Figure 6, which reports the overall system efficiency as a function of the power required by the grid for both the used strategies.

As it can be easily understood, the two strategies are almost equivalent for power levels comprised in the range 40%–100% of the maximum output power of the system, because they tend to use the same number of batteries for these power levels. However, the ME strategy performs significantly better than the ED one for power levels up to the 40% of the maximum output power, allowing fully exploiting the system capabilities in terms of energy efficiency.

In fact, it is evident that the efficiency guaranteed by the ME strategy stays to the maximum possible level guaranteed by the system (0.9 according to the profile in

Figure 3) for all the power levels comprised in the range 0%–40% of the maximum output power of the system. Instead, the efficiency guaranteed by the ED approach drops for the power level less than 40% of the maximum output power, even becoming more than 20% less than the efficiency guaranteed by the ME strategy for power levels less than 10% of the maximum output power. Thus, the proposed management strategy proves to be very useful to guarantee efficient energy transfer processes from distributed storage systems to the grid by limiting the energy losses as much as possible.

Obviously, it is worth pointing out that the proposed strategy can be combined in more complex algorithms taking into account other inputs such as battery state of health, in order to select the most appropriate sequence for using subsets of batteries without affecting negatively their lifetimes.
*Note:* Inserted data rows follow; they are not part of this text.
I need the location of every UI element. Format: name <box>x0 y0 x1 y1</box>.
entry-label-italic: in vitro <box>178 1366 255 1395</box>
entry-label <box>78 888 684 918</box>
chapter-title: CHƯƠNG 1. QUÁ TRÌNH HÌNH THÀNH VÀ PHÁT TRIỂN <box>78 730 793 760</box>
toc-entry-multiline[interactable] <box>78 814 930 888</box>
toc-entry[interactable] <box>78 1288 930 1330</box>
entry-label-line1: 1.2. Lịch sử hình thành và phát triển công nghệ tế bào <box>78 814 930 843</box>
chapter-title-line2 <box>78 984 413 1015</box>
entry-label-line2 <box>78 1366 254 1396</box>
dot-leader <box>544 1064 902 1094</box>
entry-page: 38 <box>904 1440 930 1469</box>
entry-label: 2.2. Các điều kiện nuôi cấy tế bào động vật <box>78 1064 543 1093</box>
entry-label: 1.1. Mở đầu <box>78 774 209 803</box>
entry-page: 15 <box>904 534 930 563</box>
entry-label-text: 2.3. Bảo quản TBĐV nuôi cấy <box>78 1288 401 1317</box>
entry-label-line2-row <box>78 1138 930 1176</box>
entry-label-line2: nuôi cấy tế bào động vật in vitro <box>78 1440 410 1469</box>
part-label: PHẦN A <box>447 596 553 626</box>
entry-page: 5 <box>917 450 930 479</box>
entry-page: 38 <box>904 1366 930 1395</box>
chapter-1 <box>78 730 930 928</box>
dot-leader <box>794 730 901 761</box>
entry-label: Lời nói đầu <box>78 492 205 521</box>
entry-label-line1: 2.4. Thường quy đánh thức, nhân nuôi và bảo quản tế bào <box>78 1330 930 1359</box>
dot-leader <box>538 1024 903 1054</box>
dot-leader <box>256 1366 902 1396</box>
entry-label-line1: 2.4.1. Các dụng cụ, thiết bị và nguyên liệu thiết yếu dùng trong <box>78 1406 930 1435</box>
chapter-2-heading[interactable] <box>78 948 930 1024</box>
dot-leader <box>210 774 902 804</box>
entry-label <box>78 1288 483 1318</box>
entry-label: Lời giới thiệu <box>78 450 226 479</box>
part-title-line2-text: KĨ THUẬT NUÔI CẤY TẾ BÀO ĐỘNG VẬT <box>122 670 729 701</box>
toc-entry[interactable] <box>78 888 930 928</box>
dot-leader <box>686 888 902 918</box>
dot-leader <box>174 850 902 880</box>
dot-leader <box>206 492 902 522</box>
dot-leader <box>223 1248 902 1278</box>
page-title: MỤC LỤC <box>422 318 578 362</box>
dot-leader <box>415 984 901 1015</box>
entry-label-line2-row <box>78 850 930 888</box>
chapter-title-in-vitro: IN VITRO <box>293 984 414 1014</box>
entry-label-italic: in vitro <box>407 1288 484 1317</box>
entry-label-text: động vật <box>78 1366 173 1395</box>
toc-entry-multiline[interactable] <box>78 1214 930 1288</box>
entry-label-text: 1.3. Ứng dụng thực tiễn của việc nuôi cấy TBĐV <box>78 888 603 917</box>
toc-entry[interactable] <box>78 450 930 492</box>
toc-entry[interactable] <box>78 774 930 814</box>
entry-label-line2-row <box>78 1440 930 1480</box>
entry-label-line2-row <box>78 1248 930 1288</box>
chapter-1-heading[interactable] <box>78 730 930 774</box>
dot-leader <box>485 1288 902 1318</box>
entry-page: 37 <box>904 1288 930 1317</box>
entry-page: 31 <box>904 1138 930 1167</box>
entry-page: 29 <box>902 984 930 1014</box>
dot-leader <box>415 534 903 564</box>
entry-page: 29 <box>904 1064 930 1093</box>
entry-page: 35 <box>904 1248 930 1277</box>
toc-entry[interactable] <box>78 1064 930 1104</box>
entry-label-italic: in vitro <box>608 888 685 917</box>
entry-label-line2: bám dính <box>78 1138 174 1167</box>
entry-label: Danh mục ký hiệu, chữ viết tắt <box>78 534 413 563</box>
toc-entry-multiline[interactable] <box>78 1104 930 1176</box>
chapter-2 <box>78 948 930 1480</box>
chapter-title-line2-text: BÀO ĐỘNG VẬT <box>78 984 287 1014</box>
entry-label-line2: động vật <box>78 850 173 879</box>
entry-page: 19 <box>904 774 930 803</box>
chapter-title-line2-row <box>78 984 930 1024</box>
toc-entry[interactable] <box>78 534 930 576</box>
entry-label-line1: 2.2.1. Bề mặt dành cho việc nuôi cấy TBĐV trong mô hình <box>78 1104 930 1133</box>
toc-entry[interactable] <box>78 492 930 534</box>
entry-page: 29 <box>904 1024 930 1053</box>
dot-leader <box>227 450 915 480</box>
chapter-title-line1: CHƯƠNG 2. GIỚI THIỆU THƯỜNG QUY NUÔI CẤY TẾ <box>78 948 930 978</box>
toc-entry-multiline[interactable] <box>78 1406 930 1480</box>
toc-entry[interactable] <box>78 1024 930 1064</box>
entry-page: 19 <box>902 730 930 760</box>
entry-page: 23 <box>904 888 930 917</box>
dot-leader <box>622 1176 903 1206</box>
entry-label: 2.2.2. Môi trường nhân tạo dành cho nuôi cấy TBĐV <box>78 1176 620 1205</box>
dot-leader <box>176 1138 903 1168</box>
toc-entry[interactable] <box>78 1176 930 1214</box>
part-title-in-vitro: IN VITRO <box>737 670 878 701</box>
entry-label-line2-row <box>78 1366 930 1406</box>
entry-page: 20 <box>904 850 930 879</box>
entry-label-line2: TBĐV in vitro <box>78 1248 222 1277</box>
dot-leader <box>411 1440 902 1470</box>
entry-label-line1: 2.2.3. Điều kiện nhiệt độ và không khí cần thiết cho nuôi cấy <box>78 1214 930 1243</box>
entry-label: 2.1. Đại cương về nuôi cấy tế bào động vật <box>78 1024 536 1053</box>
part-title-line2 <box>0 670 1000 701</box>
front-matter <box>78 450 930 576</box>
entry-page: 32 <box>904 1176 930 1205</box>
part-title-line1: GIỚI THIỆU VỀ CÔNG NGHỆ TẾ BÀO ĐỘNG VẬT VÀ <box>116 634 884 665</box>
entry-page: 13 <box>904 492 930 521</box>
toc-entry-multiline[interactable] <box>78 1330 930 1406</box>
In the following it will be shown how the proposed strategy can be profitably used also for energy storage systems coupled to renewable sources.

## 5. Conclusions

This paper proposes an efficient management strategy for battery-based storage systems interfaced to the distribution grid. This strategy allows optimizing the overall efficiency of storage systems taking into account the dependence of the energy efficiency on the charging/discharging power of both the battery and the power conversion section of the storage system.

The performances of the proposed strategy are analyzed for both distributed energy storage systems used to perform grid services and for renewable energy plants.

For distributed energy storage, a theoretical analysis based on the MATLAB simulation shows how the proposed strategy can allow a significant improvement of the overall system efficiency with respect to traditional strategies which are not aimed at the efficiency optimization, that fix the output power of each battery/inverter subsystem by distributing equally between them the amount of power required to satisfy a given grid power request.

Experimental results for commercial energy storage systems coupled with renewable sources prove also the effectiveness of the proposed strategy in increasing the roundtrip storage efficiency with respect to traditional approaches which define battery charging/discharging profiles just taking into account PV production and load profiles and neglecting the impact of energy efficiency on the overall system performance.

Real hardware tests carried out for a small-scale prototype allow to evaluate an up to 15.5% roundtrip efficiency increase, which can be obviously scaled on a larger scale for distributed energy storage systems.

The analysis performed gives useful well-founded guidelines for the development of smart management strategies for energy storage systems, as well as for next-generation inverters and smart grid management systems.